Non si sono fatte attendere le dichiarazioni del leader della Brigata al-Samoud, Salah Badi, affiliato alla Fratellanza Musulmana, dal 2018 sulla lista nera del Consiglio di sicurezza dell’Onu per aver condotto azioni armate a Tripoli, causando decine di vittime tra i civili, e per i numerosi tentativi di sabotaggio del Governo di unità nazionale di Fayez al Sarraj. “Non ci saranno elezioni presidenziali in Libia, chiuderemo tutte le istituzioni statali”, ha dichiarato. Il misuratino non ha risparmiato Stephanie Williams, Consigliera speciale delle Nazioni Unite: “Il suo ruolo in Libia è criminale”, ha detto in merito alla visita di Williams nella città sul golfo della Sirte in vista delle elezioni del 24 dicembre.

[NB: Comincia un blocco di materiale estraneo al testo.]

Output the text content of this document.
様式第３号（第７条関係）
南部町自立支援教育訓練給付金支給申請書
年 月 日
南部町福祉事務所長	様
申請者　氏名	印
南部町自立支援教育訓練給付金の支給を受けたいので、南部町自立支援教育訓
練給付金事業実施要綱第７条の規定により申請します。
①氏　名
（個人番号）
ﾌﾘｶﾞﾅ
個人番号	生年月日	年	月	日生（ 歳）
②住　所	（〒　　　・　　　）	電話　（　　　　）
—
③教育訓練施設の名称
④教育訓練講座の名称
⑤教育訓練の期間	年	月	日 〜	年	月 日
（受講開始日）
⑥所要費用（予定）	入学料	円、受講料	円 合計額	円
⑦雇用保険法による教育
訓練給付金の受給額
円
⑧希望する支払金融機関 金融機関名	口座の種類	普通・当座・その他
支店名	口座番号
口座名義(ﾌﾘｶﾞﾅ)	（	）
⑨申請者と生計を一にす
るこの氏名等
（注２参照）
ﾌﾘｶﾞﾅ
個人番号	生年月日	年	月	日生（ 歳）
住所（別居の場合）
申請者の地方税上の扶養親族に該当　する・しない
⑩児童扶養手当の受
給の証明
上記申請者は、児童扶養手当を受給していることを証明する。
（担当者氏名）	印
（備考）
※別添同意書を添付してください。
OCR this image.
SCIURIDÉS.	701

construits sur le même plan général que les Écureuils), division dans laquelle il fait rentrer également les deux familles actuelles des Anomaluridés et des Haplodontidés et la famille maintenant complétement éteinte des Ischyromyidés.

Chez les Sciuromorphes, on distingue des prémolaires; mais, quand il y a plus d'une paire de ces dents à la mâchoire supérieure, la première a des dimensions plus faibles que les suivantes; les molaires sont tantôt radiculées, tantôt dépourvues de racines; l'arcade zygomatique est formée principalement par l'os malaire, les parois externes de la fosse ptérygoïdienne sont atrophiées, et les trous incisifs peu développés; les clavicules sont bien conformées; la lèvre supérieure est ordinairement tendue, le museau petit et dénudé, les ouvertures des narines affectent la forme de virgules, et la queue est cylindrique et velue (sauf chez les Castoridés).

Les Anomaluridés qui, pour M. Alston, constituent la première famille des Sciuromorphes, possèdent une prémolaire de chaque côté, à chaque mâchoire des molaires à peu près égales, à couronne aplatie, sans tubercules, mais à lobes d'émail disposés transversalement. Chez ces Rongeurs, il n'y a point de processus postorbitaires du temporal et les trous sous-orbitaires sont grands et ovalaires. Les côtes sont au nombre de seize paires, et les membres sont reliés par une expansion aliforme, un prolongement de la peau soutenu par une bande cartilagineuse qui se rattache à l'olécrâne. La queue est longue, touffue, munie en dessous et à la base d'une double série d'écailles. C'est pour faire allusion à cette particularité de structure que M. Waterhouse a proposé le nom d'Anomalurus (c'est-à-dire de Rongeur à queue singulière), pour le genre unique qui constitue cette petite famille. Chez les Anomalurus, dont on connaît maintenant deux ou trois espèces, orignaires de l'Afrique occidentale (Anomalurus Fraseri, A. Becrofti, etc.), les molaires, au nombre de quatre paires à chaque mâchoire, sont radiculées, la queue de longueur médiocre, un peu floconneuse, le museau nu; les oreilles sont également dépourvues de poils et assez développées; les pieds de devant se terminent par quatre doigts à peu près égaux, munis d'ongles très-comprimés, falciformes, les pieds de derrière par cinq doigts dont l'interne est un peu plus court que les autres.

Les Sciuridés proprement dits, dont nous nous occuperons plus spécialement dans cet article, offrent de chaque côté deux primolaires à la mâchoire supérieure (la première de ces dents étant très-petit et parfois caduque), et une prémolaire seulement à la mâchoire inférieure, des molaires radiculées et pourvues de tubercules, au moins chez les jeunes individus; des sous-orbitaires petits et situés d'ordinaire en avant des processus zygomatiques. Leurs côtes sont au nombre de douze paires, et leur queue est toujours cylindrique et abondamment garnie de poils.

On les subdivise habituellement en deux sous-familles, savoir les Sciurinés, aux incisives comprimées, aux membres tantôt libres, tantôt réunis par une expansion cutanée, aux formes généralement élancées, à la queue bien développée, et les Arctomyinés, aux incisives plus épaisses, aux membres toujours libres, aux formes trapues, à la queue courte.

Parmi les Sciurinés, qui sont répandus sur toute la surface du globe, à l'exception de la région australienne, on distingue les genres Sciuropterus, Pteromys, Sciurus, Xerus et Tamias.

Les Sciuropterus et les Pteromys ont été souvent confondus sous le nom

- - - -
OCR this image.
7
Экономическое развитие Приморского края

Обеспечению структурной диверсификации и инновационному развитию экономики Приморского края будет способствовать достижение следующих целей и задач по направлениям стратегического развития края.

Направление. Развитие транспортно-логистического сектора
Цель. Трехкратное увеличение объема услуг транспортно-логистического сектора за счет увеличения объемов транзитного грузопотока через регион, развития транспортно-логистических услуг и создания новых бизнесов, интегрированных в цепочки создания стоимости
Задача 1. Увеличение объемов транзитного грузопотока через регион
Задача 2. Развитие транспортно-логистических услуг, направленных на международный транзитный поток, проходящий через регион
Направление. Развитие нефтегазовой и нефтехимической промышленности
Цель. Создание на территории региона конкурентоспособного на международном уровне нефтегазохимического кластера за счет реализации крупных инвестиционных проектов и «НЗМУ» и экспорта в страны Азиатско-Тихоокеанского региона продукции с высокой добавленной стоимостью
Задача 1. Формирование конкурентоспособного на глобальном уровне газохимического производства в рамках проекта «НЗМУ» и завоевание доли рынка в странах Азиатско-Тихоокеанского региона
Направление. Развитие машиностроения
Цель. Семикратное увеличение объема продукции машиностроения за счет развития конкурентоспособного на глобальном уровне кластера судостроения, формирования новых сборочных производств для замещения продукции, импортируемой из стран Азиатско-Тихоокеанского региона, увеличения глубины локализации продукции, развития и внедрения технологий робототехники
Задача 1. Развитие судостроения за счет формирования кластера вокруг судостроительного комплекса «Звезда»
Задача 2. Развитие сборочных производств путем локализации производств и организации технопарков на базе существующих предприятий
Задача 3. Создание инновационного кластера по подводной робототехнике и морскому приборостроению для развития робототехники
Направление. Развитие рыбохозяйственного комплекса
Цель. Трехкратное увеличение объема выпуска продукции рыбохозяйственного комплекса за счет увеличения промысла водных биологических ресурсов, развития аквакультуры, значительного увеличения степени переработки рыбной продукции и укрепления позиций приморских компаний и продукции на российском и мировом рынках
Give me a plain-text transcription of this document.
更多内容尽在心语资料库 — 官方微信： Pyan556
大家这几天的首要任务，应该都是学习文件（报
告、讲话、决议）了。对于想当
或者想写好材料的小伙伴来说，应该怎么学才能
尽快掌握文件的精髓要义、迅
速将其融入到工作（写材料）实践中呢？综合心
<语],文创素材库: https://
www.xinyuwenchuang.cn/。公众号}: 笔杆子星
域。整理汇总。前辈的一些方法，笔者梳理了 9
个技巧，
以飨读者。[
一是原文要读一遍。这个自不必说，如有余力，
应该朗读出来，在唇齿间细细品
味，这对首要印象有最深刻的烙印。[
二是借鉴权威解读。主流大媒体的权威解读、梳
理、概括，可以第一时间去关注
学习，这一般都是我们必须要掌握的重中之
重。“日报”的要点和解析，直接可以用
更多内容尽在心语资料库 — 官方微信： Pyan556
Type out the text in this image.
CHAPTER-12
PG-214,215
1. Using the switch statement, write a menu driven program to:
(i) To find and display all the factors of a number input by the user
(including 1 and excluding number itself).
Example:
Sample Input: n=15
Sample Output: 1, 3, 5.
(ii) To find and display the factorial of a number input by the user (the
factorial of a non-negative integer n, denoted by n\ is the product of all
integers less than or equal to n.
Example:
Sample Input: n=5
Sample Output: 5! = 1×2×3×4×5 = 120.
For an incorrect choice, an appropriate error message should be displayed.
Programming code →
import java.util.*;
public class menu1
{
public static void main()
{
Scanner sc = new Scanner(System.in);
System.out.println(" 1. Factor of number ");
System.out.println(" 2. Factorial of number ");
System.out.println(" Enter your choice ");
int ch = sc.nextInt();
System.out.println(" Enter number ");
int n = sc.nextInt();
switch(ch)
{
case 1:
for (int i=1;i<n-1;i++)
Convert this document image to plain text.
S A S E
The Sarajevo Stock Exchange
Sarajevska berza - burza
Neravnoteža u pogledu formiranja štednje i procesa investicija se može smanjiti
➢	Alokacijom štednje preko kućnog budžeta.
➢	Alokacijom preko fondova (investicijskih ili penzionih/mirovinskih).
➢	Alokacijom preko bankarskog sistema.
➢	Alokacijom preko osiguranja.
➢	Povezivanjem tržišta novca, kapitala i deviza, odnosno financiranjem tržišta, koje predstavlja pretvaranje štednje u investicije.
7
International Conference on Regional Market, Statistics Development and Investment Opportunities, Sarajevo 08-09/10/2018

La prossima settimana infatti, i libici dovrebbero andare alle urne per scegliere una guida per il Paese, ponendo così fine a un decennio di caos e sangue dopo la caduta del regime di Muammar Gheddafi nel 2011. Le elezioni, considerate una diretta continuazione di un processo politico sponsorizzato dalle Nazioni Unite, potrebbero tuttavia essere rimandate dopo che lo scorso sabato l’Alta Commissione elettorale libica (Hnec) aveva annunciato il rinvio sine die della pubblicazione della lunga lista definitiva dei candidati tra i quali figurano anche il generale Khalifa Haftar, il figlio del colonnello Seif al Islam Gheddafi e lo il premier Dbeibah.